When I was working there I implemented my patent during a hack week (given a set...

steviesands · on Jan 8, 2023

A few thoughts. The first is, are we asking the wrong questions? Should it be, "If I spend 10m on hardware for predicting ads (storage/compute) that generates 25m in revenue, should I buy the hardware?". Sure, we can "minify" twitter, and it's a wonderful thought experiment, but it seems devoid of the context of revenue generation.

The second is, it's interesting to understand social media industry wide infra cost per user. If you look at FB, Snap, etc. they are within all within an order of magnitude in cost per DAU (DAU / Cost of revenue) of each other. This can be verified via 10-ks which show Twitter at $1.4B vs. SNAP 1.7B Cost of Revenue. The major difference between the platforms is revenue per user, with FB being the notable exception.

Also would you summarize the patent/architecture? The link is a bit opaque/hard to read.

Note: Cost of Revenue does also include TAC and revenue sharing (IIRC) and not just Infra costs but in theory they would also be at similar levels.

eg. SNAPs 10-k https://d18rn0p25nwr6d.cloudfront.net/CIK-0001564408/da8288a...

spullara · on Jan 8, 2023

The basic idea of the system was to scan a reverse chronologically ordered list of "user id, tweet id", filtering out any tweet whose user wasn't in the follow set (or sets in the case of scan sharing) until you retrieved enough tweets for the timeline request. There are a bunch of variants in the patent, but that is the basic idea. At the time, I estimated that Twitter was spending 80% of its CPU time in the DC doing thrift/json/html serialization/deserialization and mused about merging all the separate services into a single process.

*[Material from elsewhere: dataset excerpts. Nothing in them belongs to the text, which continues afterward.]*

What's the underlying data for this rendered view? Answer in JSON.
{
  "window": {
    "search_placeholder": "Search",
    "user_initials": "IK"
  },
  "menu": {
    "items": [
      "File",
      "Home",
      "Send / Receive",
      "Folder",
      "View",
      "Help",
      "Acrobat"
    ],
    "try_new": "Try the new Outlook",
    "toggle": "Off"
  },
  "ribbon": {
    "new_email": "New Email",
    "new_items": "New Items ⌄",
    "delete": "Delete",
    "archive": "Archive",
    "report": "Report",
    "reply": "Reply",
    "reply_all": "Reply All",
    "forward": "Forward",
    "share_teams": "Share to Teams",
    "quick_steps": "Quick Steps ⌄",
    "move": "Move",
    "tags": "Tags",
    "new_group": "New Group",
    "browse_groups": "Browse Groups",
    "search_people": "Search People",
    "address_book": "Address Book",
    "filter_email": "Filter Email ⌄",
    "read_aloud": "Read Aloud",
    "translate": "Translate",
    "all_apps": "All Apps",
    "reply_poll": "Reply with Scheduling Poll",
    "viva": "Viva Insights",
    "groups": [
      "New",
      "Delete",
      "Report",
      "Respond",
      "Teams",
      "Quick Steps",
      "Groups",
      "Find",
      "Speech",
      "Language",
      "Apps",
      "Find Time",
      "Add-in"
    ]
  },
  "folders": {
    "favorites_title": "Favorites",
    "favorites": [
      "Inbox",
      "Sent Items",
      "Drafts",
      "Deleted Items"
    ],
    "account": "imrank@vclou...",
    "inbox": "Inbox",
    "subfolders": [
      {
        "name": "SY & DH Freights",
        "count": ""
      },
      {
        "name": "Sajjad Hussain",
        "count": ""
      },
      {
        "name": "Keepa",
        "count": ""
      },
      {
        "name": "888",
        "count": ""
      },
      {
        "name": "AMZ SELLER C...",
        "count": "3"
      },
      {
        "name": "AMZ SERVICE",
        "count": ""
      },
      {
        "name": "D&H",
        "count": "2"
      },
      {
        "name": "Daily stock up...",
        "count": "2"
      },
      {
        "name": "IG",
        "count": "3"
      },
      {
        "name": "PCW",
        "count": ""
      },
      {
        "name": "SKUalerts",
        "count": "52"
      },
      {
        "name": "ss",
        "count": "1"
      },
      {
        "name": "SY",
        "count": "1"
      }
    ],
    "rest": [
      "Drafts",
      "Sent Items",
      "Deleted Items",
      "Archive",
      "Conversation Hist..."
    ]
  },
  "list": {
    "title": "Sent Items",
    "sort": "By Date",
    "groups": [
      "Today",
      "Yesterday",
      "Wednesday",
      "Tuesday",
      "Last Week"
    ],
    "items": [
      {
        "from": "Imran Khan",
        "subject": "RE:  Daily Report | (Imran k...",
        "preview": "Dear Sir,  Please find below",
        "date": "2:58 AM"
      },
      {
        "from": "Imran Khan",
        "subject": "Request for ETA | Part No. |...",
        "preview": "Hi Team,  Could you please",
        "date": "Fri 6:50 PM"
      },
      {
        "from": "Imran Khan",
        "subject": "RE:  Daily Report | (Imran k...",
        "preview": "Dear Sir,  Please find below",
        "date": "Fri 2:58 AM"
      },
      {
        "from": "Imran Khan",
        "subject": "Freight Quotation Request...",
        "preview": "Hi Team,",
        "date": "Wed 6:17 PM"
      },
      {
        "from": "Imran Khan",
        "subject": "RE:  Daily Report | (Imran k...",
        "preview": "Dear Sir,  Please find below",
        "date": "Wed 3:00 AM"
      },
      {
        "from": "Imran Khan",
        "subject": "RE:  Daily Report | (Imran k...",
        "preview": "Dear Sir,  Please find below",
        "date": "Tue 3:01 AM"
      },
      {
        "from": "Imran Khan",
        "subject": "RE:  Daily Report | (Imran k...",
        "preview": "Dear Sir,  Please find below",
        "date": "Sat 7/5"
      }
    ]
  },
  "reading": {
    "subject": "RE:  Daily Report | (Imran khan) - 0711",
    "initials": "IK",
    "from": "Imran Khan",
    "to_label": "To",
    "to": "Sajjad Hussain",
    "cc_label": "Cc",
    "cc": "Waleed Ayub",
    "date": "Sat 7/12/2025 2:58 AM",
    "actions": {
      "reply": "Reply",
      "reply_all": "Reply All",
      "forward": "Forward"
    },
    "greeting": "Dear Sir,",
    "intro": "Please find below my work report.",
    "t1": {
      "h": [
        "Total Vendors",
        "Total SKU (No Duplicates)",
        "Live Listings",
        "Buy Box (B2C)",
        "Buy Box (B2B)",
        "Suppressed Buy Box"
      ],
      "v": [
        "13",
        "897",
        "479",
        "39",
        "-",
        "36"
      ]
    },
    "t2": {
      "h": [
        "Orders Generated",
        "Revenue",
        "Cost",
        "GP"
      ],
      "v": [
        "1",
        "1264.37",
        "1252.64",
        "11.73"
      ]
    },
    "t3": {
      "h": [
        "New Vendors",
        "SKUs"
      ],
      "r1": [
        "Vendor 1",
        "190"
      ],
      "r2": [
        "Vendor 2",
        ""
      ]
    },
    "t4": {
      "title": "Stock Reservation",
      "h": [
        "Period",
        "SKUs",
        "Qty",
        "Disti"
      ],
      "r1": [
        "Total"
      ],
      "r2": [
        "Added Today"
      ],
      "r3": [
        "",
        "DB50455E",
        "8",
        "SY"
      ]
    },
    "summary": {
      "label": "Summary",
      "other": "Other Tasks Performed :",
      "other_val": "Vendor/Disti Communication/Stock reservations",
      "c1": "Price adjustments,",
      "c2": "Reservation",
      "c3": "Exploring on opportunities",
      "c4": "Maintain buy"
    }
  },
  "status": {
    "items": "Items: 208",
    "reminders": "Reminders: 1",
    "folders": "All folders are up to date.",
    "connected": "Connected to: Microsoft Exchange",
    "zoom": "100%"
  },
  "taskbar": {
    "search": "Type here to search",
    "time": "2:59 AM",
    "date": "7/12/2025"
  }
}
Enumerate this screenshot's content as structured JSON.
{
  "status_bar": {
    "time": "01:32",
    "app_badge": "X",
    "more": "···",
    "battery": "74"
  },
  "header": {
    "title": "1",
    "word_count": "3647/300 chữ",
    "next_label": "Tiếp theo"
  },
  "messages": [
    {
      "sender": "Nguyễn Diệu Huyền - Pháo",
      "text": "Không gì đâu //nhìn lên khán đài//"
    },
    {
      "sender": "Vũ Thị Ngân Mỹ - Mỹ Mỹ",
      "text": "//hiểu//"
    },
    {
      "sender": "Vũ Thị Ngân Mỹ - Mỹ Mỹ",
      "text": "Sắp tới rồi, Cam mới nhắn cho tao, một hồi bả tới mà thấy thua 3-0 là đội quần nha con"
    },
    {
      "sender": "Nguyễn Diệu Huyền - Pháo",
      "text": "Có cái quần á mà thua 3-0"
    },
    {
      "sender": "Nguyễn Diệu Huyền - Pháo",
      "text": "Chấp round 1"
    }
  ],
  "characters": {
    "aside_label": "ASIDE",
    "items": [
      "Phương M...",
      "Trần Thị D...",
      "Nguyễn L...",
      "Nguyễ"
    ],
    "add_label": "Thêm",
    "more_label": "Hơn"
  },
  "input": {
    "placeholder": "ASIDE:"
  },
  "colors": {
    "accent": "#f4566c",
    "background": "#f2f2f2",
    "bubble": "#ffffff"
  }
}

Lot's of opportunity for optimization.

steviesands · on Jan 8, 2023

Interesting, 80% seems a bit on the higher end nowadays though? For example, Google quantified this as the "datacenter tax" and through their cluster wide profiling tooling saw that it was 22-27% of all CPU cycles (still a huge amount). They go a different route and suggest hardware accelerators for common operations. Datacenter tax was defined as:

"The components that we included in the tax classification are: protocol buffer management, remote procedure calls (RPCs), hashing, compression, memory allocation and data movement."

https://static.googleusercontent.com/media/research.google.c...

spullara · on Jan 9, 2023

This was back when there was 0 encryption, 0 compression, and using thrift and there is little actual business logic.

pg314 · on Jan 8, 2023

Could you give an insight into the reasons that such a system never replaced the existing implementation?

spullara · on Jan 9, 2023

It is extremely difficult to change out data formats.